COMPaD: Commercial-Oriented Multi-modal Poster Generation and Design
The poster design market for commercial users has long thrived, but traditional user-designer collaboration often suffers from time-consuming and inefficient communication, resulting in compromised designs. This creates a pressing need for an automated and user-friendly solution for commercial poster generation. Recent advancements in artificial intelligence (AI) have shown great promise in generating high-quality content. In this collaborative research, we aim to make a step forward towards bridging this gap.

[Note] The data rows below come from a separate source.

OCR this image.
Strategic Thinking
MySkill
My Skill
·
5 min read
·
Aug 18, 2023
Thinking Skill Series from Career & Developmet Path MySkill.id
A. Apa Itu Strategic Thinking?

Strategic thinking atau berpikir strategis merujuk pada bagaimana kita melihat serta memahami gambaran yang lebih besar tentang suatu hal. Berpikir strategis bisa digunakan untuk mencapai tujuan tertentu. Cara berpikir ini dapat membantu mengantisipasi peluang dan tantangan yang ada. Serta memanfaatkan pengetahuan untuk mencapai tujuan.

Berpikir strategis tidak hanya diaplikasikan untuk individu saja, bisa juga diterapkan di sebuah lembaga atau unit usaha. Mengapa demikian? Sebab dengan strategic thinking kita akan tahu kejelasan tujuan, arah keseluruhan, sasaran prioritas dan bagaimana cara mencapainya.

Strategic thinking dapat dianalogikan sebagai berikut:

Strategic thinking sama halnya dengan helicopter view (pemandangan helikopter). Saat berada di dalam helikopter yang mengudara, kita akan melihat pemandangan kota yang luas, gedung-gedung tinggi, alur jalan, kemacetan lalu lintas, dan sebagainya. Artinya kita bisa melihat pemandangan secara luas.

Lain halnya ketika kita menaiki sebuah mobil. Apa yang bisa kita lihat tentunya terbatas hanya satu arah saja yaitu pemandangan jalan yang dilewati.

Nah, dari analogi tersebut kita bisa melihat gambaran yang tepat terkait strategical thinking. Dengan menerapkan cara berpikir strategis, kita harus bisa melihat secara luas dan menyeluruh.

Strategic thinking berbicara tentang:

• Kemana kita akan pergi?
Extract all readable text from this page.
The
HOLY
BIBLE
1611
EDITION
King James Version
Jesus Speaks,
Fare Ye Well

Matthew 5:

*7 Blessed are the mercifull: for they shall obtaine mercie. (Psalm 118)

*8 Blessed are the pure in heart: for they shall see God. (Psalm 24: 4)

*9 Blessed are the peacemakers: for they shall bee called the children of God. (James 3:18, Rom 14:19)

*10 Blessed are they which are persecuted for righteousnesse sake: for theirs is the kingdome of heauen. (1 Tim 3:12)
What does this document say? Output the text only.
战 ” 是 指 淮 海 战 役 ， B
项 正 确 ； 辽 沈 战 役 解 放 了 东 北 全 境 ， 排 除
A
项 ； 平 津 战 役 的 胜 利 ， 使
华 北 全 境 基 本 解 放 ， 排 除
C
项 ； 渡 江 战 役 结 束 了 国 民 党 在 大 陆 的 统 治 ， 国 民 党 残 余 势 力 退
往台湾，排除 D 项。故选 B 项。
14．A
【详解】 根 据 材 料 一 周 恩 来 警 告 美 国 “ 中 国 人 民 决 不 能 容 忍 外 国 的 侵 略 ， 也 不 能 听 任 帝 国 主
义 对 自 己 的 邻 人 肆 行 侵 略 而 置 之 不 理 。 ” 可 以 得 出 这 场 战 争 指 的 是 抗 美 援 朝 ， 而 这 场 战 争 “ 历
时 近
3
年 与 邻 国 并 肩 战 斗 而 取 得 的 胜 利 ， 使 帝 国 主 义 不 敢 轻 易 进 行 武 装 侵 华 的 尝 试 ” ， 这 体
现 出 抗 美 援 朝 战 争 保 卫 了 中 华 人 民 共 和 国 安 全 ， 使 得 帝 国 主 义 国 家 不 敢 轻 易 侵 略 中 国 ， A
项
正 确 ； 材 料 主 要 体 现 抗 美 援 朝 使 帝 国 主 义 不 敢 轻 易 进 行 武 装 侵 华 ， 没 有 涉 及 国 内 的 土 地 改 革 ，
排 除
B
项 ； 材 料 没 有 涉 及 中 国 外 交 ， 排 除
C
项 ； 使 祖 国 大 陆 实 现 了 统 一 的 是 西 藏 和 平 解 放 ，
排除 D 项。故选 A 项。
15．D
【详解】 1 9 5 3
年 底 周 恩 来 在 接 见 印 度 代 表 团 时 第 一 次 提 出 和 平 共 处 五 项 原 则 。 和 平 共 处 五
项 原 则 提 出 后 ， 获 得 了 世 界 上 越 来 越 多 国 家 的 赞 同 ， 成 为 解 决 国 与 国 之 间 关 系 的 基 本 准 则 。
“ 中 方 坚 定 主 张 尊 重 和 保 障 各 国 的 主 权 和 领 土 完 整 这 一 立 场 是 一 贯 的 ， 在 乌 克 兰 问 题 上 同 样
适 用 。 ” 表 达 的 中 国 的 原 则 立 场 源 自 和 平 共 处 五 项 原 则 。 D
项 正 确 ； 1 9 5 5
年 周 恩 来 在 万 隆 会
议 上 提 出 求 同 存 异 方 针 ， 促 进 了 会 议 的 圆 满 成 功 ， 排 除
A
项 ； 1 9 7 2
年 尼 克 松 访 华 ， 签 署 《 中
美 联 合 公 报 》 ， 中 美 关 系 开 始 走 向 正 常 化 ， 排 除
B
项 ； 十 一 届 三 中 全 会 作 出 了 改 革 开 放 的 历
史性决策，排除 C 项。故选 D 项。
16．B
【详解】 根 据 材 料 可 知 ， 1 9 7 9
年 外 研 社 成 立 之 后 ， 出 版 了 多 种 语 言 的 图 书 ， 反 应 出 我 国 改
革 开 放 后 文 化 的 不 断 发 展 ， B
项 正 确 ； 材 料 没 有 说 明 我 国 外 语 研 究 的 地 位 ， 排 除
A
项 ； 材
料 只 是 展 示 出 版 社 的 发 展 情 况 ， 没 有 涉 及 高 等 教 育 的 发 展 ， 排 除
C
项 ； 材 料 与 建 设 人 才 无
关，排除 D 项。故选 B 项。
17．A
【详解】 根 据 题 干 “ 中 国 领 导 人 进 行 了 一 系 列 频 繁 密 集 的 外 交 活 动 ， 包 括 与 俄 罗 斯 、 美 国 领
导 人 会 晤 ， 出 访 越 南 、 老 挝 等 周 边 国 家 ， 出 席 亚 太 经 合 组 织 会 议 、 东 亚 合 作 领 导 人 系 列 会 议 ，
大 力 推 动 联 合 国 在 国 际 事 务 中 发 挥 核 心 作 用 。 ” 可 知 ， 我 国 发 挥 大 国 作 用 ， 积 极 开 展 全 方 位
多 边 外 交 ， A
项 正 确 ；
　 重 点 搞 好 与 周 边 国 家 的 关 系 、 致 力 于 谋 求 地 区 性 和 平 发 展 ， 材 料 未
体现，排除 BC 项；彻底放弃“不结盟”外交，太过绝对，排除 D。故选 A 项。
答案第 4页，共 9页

CLRM3D: Continual Large-scale Representation Learning from Multi-Modal Medical Data
Medical data (e.g. CT, MRI, ultrasound, clinical reports) plays a key role in clinical diagnosis and analysis due to its bridging role between clinicians and patients. Doctors and clinicians have been deriving experience-based analytical approaches for domain-specific clinical diagnosis after years of data observation and training. Recent advances in machine learning (ML) showed the possibility of diagnosis automation. Training of such models heavily depends on expert manual annotations. A model trained on one specific dataset cannot generalise well to new data. This research aims to use ML algorithms develop automated solutions for unsupervised continual learning from open-world healthcare data.
Bridging Human Brain Electrophysiology and Artificial Neural Network to Understand How Visual Representations Emerge
Understanding how the human brain works is a longstanding and challenging question. Inspired by human neuroscience, artificial neural networks (ANNs) have shown remarkable progress across various fields. This proposed research aims to study the relationship between human brain and ANNs, from the perspective of visual representations (e.g. recognition, detection), with a particular focus on sequential dynamic data and visual memory.
Holistic Hateful Video Detection and Localisation via Multi-Modal Graph Learning
Social media companies like YouTube and Facebook employ human moderators to review user-flagged videos before they escalate and cause long-term harm to society. However, given the sheer volume of daily uploads, ensuring compliance with established policies becomes challenging. Smaller platforms with limited resources may struggle to afford human moderators, thereby making affordable and automated hateful content detection solutions highly desirable. Current automated approaches mainly rely on textual media or features for identifying hateful content, with fewer studies focused on the analysis of videos. This research domain presents its distinct set of challenges. In this project, we will try to alliviate the challenges via multi-modal graph learning.
Directed forgetting in human brains and artificial neural networks
This project will examine how humans and artificial neural networks (ANNs) remove information from memory. In daily life, forgetting can be frustrating but is vital for prioritising the most relevant information. At present, the mechanisms that underpin directed forgetting are challenging to infer, as they are implemented in neural circuits at a fine spatial scale that cannot be resolved with human brain imaging. To address this challenge, we will delineate the mechanisms by which ANNs form and remove memories for effective task performance to simulate mechanisms within the human brain and generate testable new predictions for future research.
Finished:
Visual Dynamics in Human Brain and Artificial Neural Network
This proposed research aims to study the differences and relationships between the human brain and artificial neural networks (ANNs) in terms of spatiotemporal dynamics. Specifically, we will look into how time activations present in human brains and ANNs given sequences of visual data for recognition. This research will also investigate how new categories form in the human brain and ANNs in a dynamic manner. We will try to answer if the working mechanisms behind human brains are similar to what an ANN does, and following that leverage what we learn from human brains to help the design of ANNs.
Deep machine learning to advance understanding of rainfall-runoff processes and numerical hydrological models
An important question in environmental science is how much stream flow occurs in a river in response to a given amount of rainfall. Answering this question is essential for flood forecasting, future change projection and water resources management. Recent studies show that a purely data-driven method using deep neural networks can outperform the state-of-art distributed hydrologic model, even when the data-driven model is applied to unseen catchments. This is compelling evidence that from existing datasets we can discover new and fundamental hydrological knowledge of the processes that govern rainfall-runoff patterns in hydrologically diverse catchments. We believe such new knowledge can be discovered by leveraging the power of state-of-art AI.